The findings of the present work reinforce the concept that IBRs must be treated with curative intent, since minimizing the extension of salvage local treatment appeared to be detrimental.

Besides the benefit of adding RT to a second breast conservation, the extension of RT fields plays a crucial role in achieving good local control. In fact, patients retreated with WBI experienced fewer further local events than those receiving second APBI. Therefore, reirradiation with WBI should be preferred, although this approach can pose technical challenges when IBR occurs distant to the primary tumor site and the previously irradiated area is still in place. It can be speculated that, as reirradiation with APBI after previous WBI has proven to be relatively safe, with weighted estimates for grade III–IV acute and late complications ranging from 9% to 18%,9 a similar argument can be made for reirradiation with WBI after APBI. The choice of salvage mastectomy depends on many factors, mainly being based on tumor characteristics and stage,33 as the current study showed, but also on patient preference and physician attitude, especially at the time when conservative mastectomies, namely skin or nipple sparing, are on the rise.34

The present work has a number of limitations. Some data regarding histologic and biomolecular relapse features were missing. The distinction between TR/MM and E recurrences was based only on the location across the breast. Although this is the largest series reported in current literature, retreatment of first IBR was not homogeneous. This resulted in analyses of subgroups whose small size might have not shown statistically significant differences. Only 7 out of more than 40 Italian centers equipped with IOERT agreed to pool their data, and they had different follow-up policies.
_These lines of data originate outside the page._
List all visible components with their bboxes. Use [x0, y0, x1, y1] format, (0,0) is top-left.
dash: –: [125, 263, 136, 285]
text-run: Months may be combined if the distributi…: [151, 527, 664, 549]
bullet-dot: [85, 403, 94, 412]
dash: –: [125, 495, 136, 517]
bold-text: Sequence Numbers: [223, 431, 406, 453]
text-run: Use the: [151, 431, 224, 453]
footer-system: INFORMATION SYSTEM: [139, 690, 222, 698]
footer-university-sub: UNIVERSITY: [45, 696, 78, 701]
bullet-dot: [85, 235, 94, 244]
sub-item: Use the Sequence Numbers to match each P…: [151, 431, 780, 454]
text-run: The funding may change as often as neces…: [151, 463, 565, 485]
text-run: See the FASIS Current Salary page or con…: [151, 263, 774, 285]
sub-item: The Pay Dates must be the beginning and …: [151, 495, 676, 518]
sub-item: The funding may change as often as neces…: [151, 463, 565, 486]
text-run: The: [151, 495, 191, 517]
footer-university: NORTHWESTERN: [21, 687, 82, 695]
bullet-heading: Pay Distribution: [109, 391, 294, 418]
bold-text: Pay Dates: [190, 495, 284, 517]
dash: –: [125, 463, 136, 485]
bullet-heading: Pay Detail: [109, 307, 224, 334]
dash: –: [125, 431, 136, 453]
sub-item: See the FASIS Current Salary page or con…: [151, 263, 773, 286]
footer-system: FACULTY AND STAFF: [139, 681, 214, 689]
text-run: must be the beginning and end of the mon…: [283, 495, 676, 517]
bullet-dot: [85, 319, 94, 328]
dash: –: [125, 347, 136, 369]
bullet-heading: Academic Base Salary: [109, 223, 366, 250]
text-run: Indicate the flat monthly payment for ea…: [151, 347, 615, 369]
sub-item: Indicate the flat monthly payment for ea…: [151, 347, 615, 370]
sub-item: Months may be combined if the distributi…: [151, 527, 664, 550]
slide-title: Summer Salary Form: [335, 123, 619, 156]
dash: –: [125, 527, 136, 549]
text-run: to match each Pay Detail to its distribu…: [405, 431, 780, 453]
Considering that the study was partly conducted retrospectively, it is not possible to comment on breast toxicity given the paucity of available data after the second course of RT. In addition, the findings were related to a single modality of APBI. However, this study remains unique and provides some interesting information on the outcome and management of patients who relapse after IOERT. The finding of the efficacy of repeat quadrantectomy + RT for local control and survival outcomes suggests that IBR after APBI failure could be effectively treated with a second conservative approach.